SINGAPORE, Oct 12 (Reuters) - Singapore's central bank unexpectedly kept monetary policy on hold on Friday, saying it will continue letting the Singapore dollar appreciate at its current pace as inflation remained a worry.
"Core inflation receded recently but will face upward pressure from higher food and services costs. CPI-All Items inflation will remain elevated for some time," the Monetary Authority of Singapore (MAS) said in its half-yearly monetary policy statement.
"MAS will therefore maintain the policy of a modest and gradual appreciation of the S$NEER (nominal effective exchange rate) policy band.

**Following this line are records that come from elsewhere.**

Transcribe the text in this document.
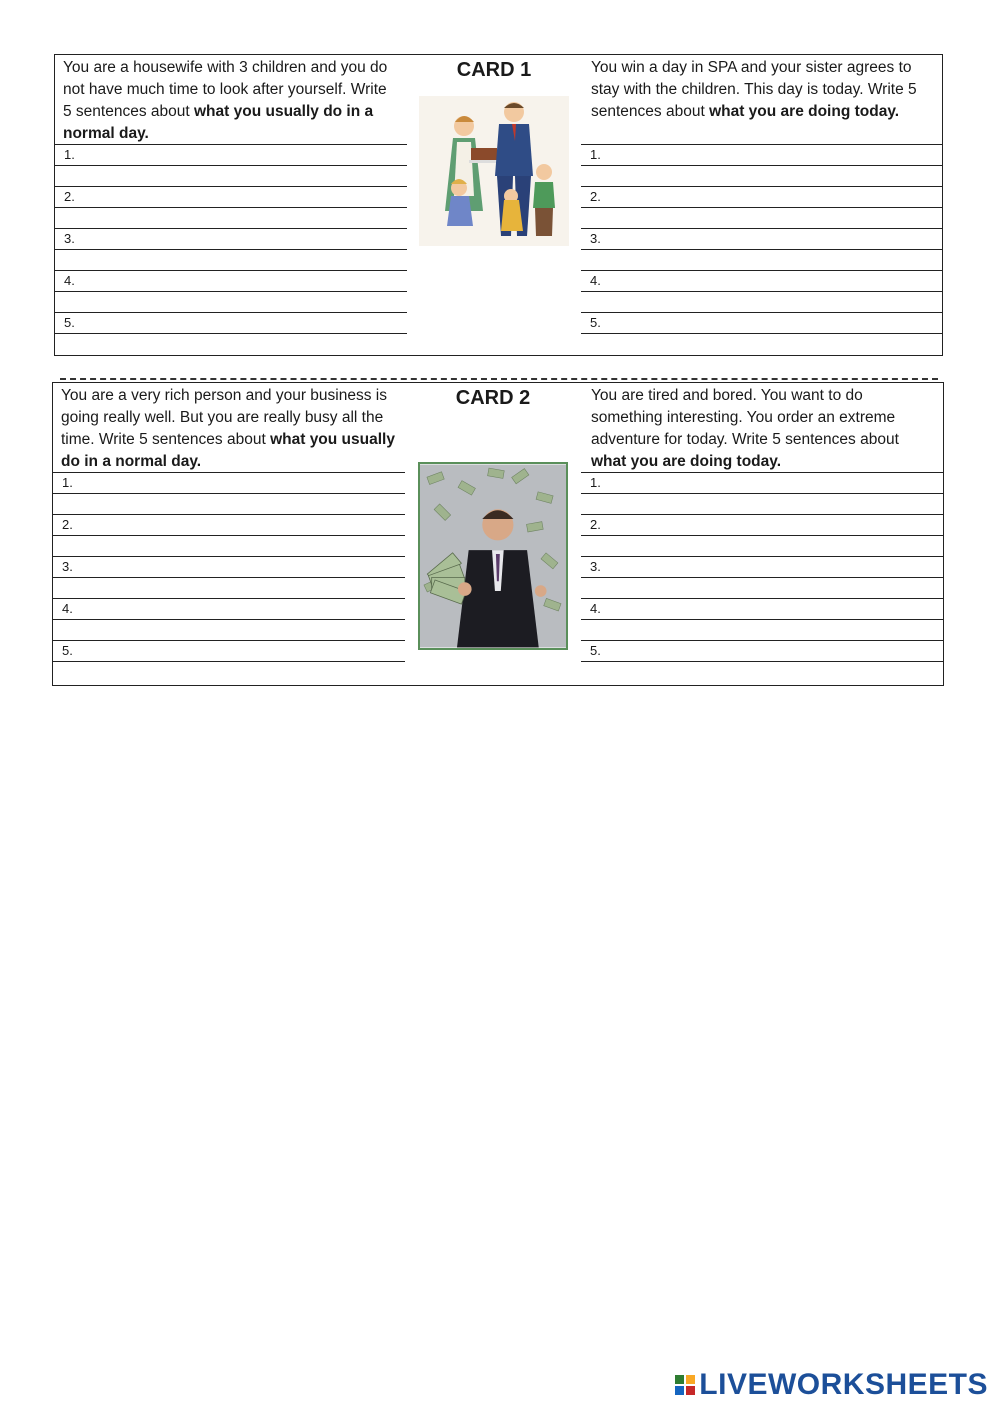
You are a housewife with 3 children and you do not have much time to look after yourself. Write 5 sentences about what you usually do in a normal day.
1.
2.
3.
4.
5.
CARD 1	You win a day in SPA and your sister agrees to stay with the children. This day is today. Write 5 sentences about what you are doing today.
1.
2.
3.
4.
5.
You are a very rich person and your business is going really well. But you are really busy all the time. Write 5 sentences about what you usually do in a normal day.
1.
2.
3.
4.
5.
CARD 2	You are tired and bored. You want to do something interesting. You order an extreme adventure for today. Write 5 sentences about what you are doing today.
1.
2.
3.
4.
5.
LIVEWORKSHEETS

There will be no change to the slope and width of the policy band, as well as the level at which it is centred," the central bank said.
"This policy stance is assessed to be appropriate in containing inflationary pressures and keeping the economy on a path of restructuring towards sustainable growth," MAS added.
MAS said core inflation is expected to average around 2.5 percent in 2012 and 2-3 percent next year, while headline inflation is likely to come in "slightly above 4.5 percent" in 2012, mainly because of higher car prices.
Seventeen of 21 forecasters polled by Reuters before the policy statement had expected MAS to loosen policy by slowing the Singapore dollar's pace of appreciation, while four predicted the central bank would stand pat as inflation remained high by historical standards.
Singapore manages monetary policy by letting its dollar rise or fall against the currencies of its main trading partners within an undisclosed trading band.
At its April policy announcement, MAS reiterated its bias for a "modest and gradual appreciation" of the Singapore dollar and increased the slope of the policy band slightly, indicating it will let the currency appreciate at a faster pace to help lower inflation expectations.
The central bank also narrowed the policy band in April, indicating it will allow less fluctuations in the local currency.
The Singapore dollar , the world's 12th most-traded currency, has gained around 5.6 percent so far this year, helped by rising foreign investment in Singapore assets that are seen as a safe haven amid the turmoil in global financial markets.